MOSCOW, Idaho — The University of Idaho's men's basketball team honored the four victims during Wednesday night's game, the first major event the school has hosted since the tragedy occurred on Nov. 13.
It was definitely a somber mood at Wednesday's game with quite a few empty seats in the student section. Many students left town early for Thanksgiving break. Those who stayed told KREM 2 they won't feel entirely safe until the person responsible is caught.
"Basketball fans, at this time we ask you to please join us in a moment of silence for the four University of Idaho students who were tragically taken from us on Sunday."
The names of the four students found murdered inside a home near campus were read aloud before the game. The Moscow community is still in shock.

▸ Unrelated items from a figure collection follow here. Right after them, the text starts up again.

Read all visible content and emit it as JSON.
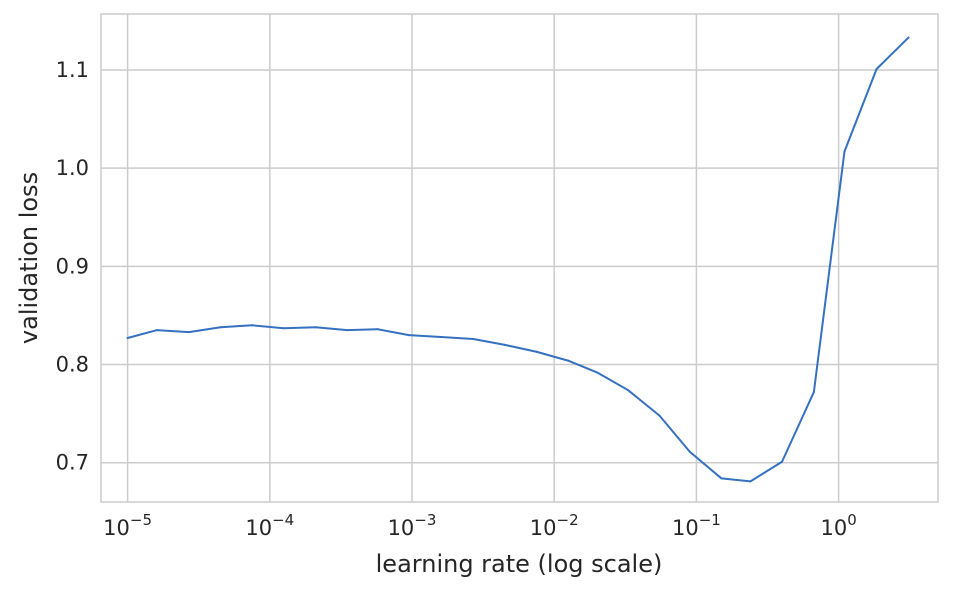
{
  "chart_data": {
    "type": "line",
    "title": "",
    "xlabel": "learning rate (log scale)",
    "ylabel": "validation loss",
    "xscale": "log",
    "xlim": [
      6.5e-06,
      5.0
    ],
    "ylim": [
      0.66,
      1.157
    ],
    "grid": true,
    "line_color": "#3571c0",
    "x_ticks": [
      {
        "value": 1e-05,
        "base": "10",
        "exp": "−5"
      },
      {
        "value": 0.0001,
        "base": "10",
        "exp": "−4"
      },
      {
        "value": 0.001,
        "base": "10",
        "exp": "−3"
      },
      {
        "value": 0.01,
        "base": "10",
        "exp": "−2"
      },
      {
        "value": 0.1,
        "base": "10",
        "exp": "−1"
      },
      {
        "value": 1,
        "base": "10",
        "exp": "0"
      }
    ],
    "y_ticks": [
      {
        "value": 0.7,
        "label": "0.7"
      },
      {
        "value": 0.8,
        "label": "0.8"
      },
      {
        "value": 0.9,
        "label": "0.9"
      },
      {
        "value": 1.0,
        "label": "1.0"
      },
      {
        "value": 1.1,
        "label": "1.1"
      }
    ],
    "x": [
      1e-05,
      1.6e-05,
      2.7e-05,
      4.5e-05,
      7.5e-05,
      0.000125,
      0.00021,
      0.00035,
      0.00057,
      0.00095,
      0.0016,
      0.0027,
      0.0045,
      0.0075,
      0.0125,
      0.02,
      0.033,
      0.055,
      0.09,
      0.15,
      0.24,
      0.4,
      0.67,
      1.1,
      1.85,
      3.1
    ],
    "y": [
      0.827,
      0.835,
      0.833,
      0.838,
      0.84,
      0.837,
      0.838,
      0.835,
      0.836,
      0.83,
      0.828,
      0.826,
      0.82,
      0.813,
      0.804,
      0.792,
      0.774,
      0.748,
      0.711,
      0.684,
      0.681,
      0.701,
      0.772,
      1.017,
      1.101,
      1.133
    ]
  }
}
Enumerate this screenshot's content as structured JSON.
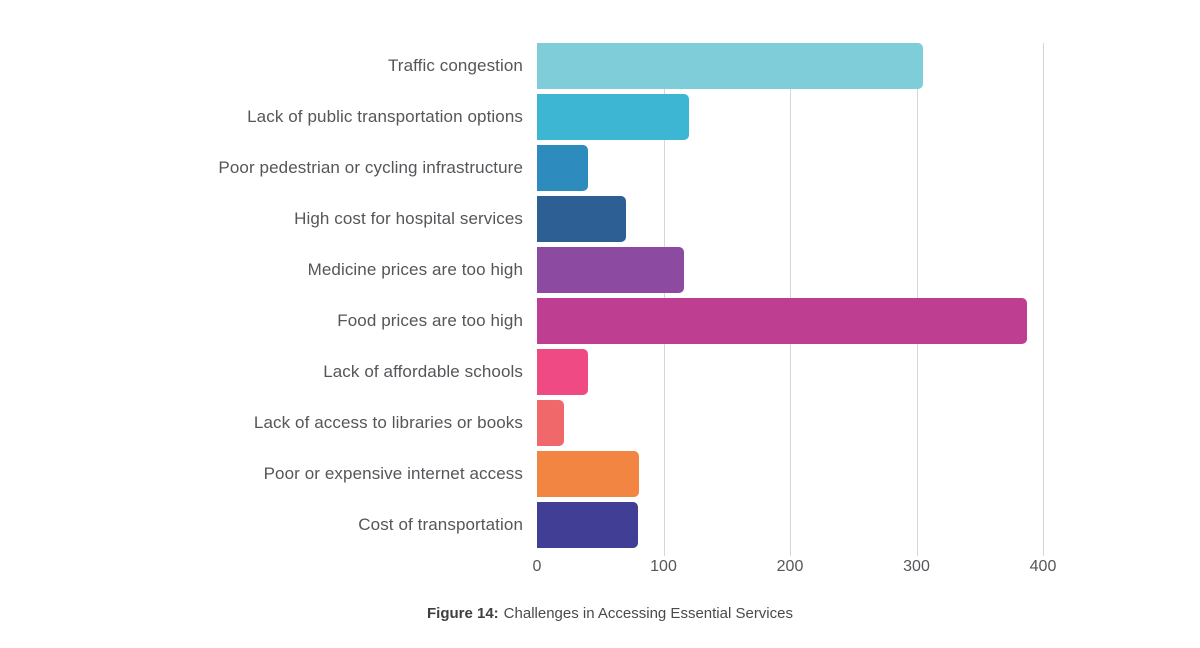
{
  "figure": {
    "caption_prefix": "Figure 14:",
    "caption_text": "Challenges in Accessing Essential Services"
  },
  "chart_data": {
    "type": "bar",
    "orientation": "horizontal",
    "title": "",
    "xlabel": "",
    "ylabel": "",
    "categories": [
      "Traffic congestion",
      "Lack of public transportation options",
      "Poor pedestrian or cycling infrastructure",
      "High cost for hospital services",
      "Medicine prices are too high",
      "Food prices are too high",
      "Lack of affordable schools",
      "Lack of access to libraries or books",
      "Poor or expensive internet access",
      "Cost of transportation"
    ],
    "values": [
      305,
      120,
      40,
      70,
      116,
      387,
      40,
      21,
      81,
      80
    ],
    "bar_colors": [
      "#7fcdd9",
      "#3cb6d3",
      "#2e8bbd",
      "#2d5f95",
      "#8c4aa0",
      "#be3f92",
      "#f04a84",
      "#f1686b",
      "#f28542",
      "#413e96"
    ],
    "x_ticks": [
      0,
      100,
      200,
      300,
      400
    ],
    "xlim": [
      0,
      400
    ],
    "grid": true,
    "legend_position": "none",
    "styles": {
      "grid_color": "#d6d6d6",
      "label_color": "#55565a",
      "tick_color": "#55565a",
      "caption_color": "#4a4a4a",
      "background": "#ffffff"
    }
  }
}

"Definitely like a ghost town here," one student, Jessika Jacobs, said. "Weird seeing everyone just pack up and leave. Super sad."
Like many other students, Jessika Jacobs and Asha Comings haven't been going to class and say they don't feel as safe alone or on campus as they did a week ago.
"The only reason we're still here is because we had a little trip planned going opposite of our homes, but we've been staying together every night trying to stay as safe as we can but we definitely are going to go home early," Comings said.
"The question of safety is on everyone's minds now," University officials said.
During a press conference this afternoon, University of Idaho officials said they have increased campus patrols and students can request a security escort across campus, day or night. The university is also excusing all absences.
"If they want to leave and go home now ,they absolutely can. We're going to support them in doing so," University officials said.
Classes were canceled the day after the four bodies were discovered, but resumed on Tuesday. School officials say some students want to keep their minds occupied.
"They gain comfort in being around other students, they gain comfort from in interacting and staying busy with faculty," University President C. Scott Green said.
"I'm happy they are still doing it and we're here to support our team, so we're happy to be here. Lucky that we get to come to this and feel safe here," Jacobs said.
Since so many students have gone home, the University has decided to postpone the candlelight vigil until after Thanksgiving break on Nov. 30.